Altman a été interrogé d'emblée sur ce qu'il pensait de l'allégation de Musk selon laquelle les autres fondateurs d'OpenAI ont « volé une association caritative » en lançant une filiale à but lucratif pour commercialiser des produits basés sur les modèles d'IA de l'entreprise. « J'ai du mal à comprendre ce cadre », a déclaré Altman après plusieurs secondes de silence. « Nous avons créé l'une des plus grandes associations caritatives au monde. Cette fondation fait un travail incroyable et en fera bien plus. »

Les avocats de Musk se sont efforcés de souligner que la fondation d'OpenAI, qui possède désormais des actifs de l'ordre de 200 milliards de dollars, n'avait pas d'employés à temps plein jusqu'au début de cette année. Le président du conseil d'OpenAI, Bret Taylor, a témoigné aujourd'hui que c'était simplement à cause du défi de convertir les actions d'OpenAI en liquidités, ce qui a été accompli avec la restructuration la plus récente de l'organisation en 2025.
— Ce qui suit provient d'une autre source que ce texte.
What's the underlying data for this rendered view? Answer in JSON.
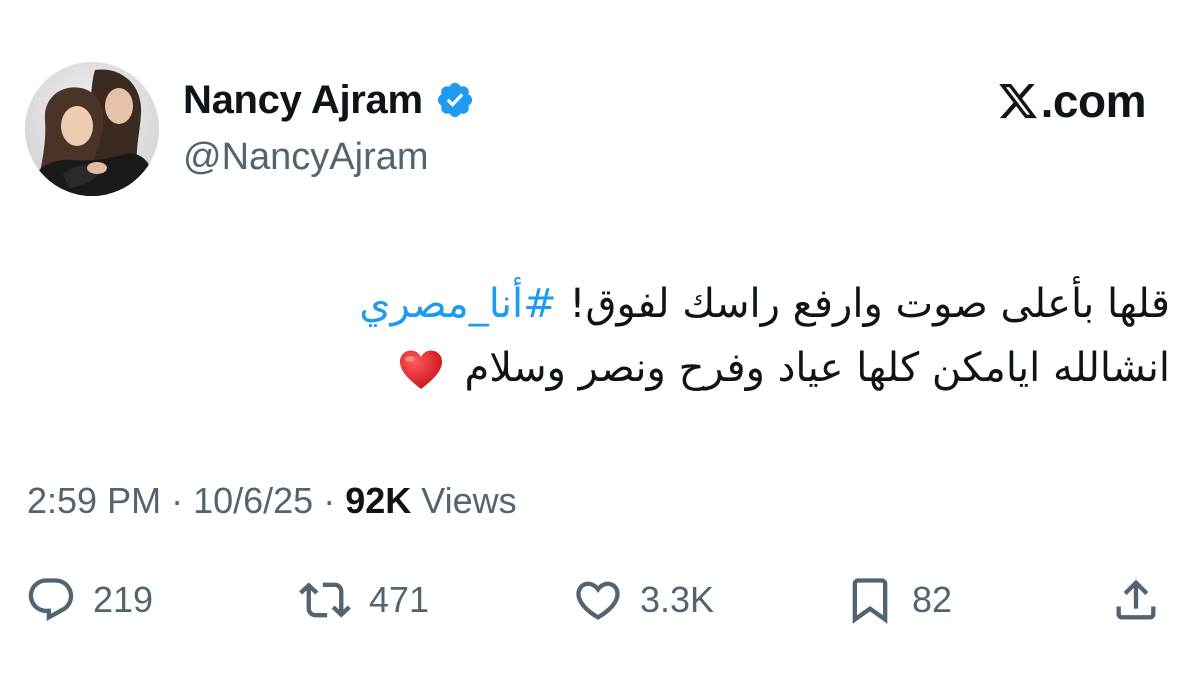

La question centrale posée par les avocats de Musk est de savoir si l'engagement de l'entreprise en matière de sécurité a été laissé de côté à mesure que son pouvoir commercial grandissait. Mais Altman a déclaré qu'en 2017, pendant une période cruciale où les fondateurs se débattaient pour obtenir le financement nécessaire à l'alimentation de leurs modèles d'IA, les « plans spécifiques de Musk en matière de sécurité m'ont inquiété ». Il a décrit un « moment particulièrement angoissant » dans le débat lorsque Musk a été interrogé sur ce qui se passerait s'il mourait en contrôlant une hypothétique filiale à but lucratif d'OpenAI. Selon Altman, Musk a dit « peut-être qu'OpenAI devrait passer à mes enfants ».
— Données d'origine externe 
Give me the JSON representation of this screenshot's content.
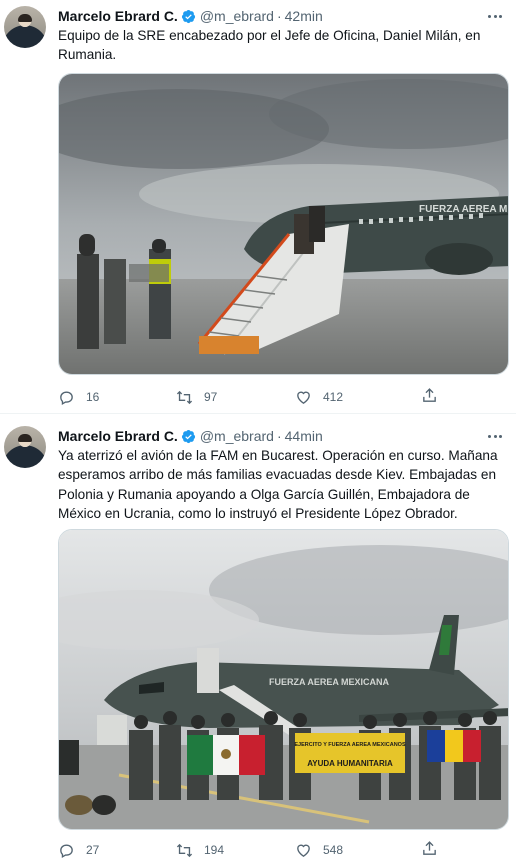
{
  "tweets": [
    {
      "author_name": "Marcelo Ebrard C.",
      "handle": "@m_ebrard",
      "dot": "·",
      "time": "42min",
      "text": "Equipo de la SRE encabezado por el Jefe de Oficina, Daniel Milán, en Rumania.",
      "media_plane_label": "FUERZA AEREA MEXICANA",
      "replies": "16",
      "retweets": "97",
      "likes": "412"
    },
    {
      "author_name": "Marcelo Ebrard C.",
      "handle": "@m_ebrard",
      "dot": "·",
      "time": "44min",
      "text": "Ya aterrizó el avión de la FAM en Bucarest. Operación en curso. Mañana esperamos arribo de más familias evacuadas desde Kiev. Embajadas en Polonia y Rumania apoyando a Olga García Guillén, Embajadora de México en Ucrania, como lo instruyó el Presidente López Obrador.",
      "media_plane_label": "FUERZA AEREA MEXICANA",
      "media_banner_top": "EJERCITO Y FUERZA AEREA MEXICANOS",
      "media_banner_main": "AYUDA HUMANITARIA",
      "replies": "27",
      "retweets": "194",
      "likes": "548"
    }
  ],
  "icons": {
    "verified": "verified-badge-icon",
    "more": "more-options-icon",
    "reply": "reply-icon",
    "retweet": "retweet-icon",
    "like": "like-icon",
    "share": "share-icon"
  },
  "colors": {
    "verified": "#1d9bf0",
    "secondary_text": "#536471",
    "border": "#cfd9de"
  }
}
Altman a déclaré que l'accent mis par Musk sur le contrôle de la première filiale à but lucratif lui a donné à réfléchir parce qu'OpenAI était dédiée à empêcher qu'une IA avancée ne tombe entre les mains d'une seule personne, et Altman, avec son expérience à la tête du célèbre accélérateur de startups Y Combinator, savait que « les fondateurs qui avaient le contrôle ne l'abandonnaient généralement pas ».

Altman a également témoigné que les tactiques de gestion de Musk, qui auraient pu fonctionner pour l'ingénierie et la fabrication, ne fonctionnaient pas chez OpenAI. « Je ne pense pas que M. Musk comprenait comment diriger un bon laboratoire de recherche », a déclaré Altman. « Il a démotivé certains de nos chercheurs les plus clés. Il avait à un moment donné exigé que Greg et Ilya fassent une liste des chercheurs, énumèrent leurs réalisations, les classent et prennent une tronçonneuse pour en éliminer un tas. Cela a causé d'énormes dégâts pendant longtemps à la culture de l'organisation. »

En effet, Altman s'est présenté comme défendant le « sweat equity » de ses cofondateurs Greg Brockman et Ilya Sutskever, les deux personnes qui dirigeaient effectivement OpenAI à l'époque tandis que Musk et Altman avaient d'autres emplois.

Après que ce conflit soit resté sans résolution, Musk a finalement quitté le conseil d'OpenAI et a lancé des initiatives concurrentes en IA chez Tesla et sa propre startup d'IA, xAI. Mais Altman est resté en contact avec l'homme d'affaires imprévisible, le tenant au courant des travaux d'OpenAI et sollicitant son financement et ses conseils. Les avocats d'OpenAI ont noté que Musk avait été tenu informé et invité à participer aux investissements que ses poursuites prétendent maintenant avoir corrompu l'organisation à but non lucratif. Lors d'une discussion sur un investissement de Microsoft dans OpenAI en 2018, Altman a déclaré que « contrairement à beaucoup de réunions avec M. Musk, c'était une réunion de bonne humeur », où Musk a passé une « longue conversation à nous montrer des mèmes sur son téléphone ».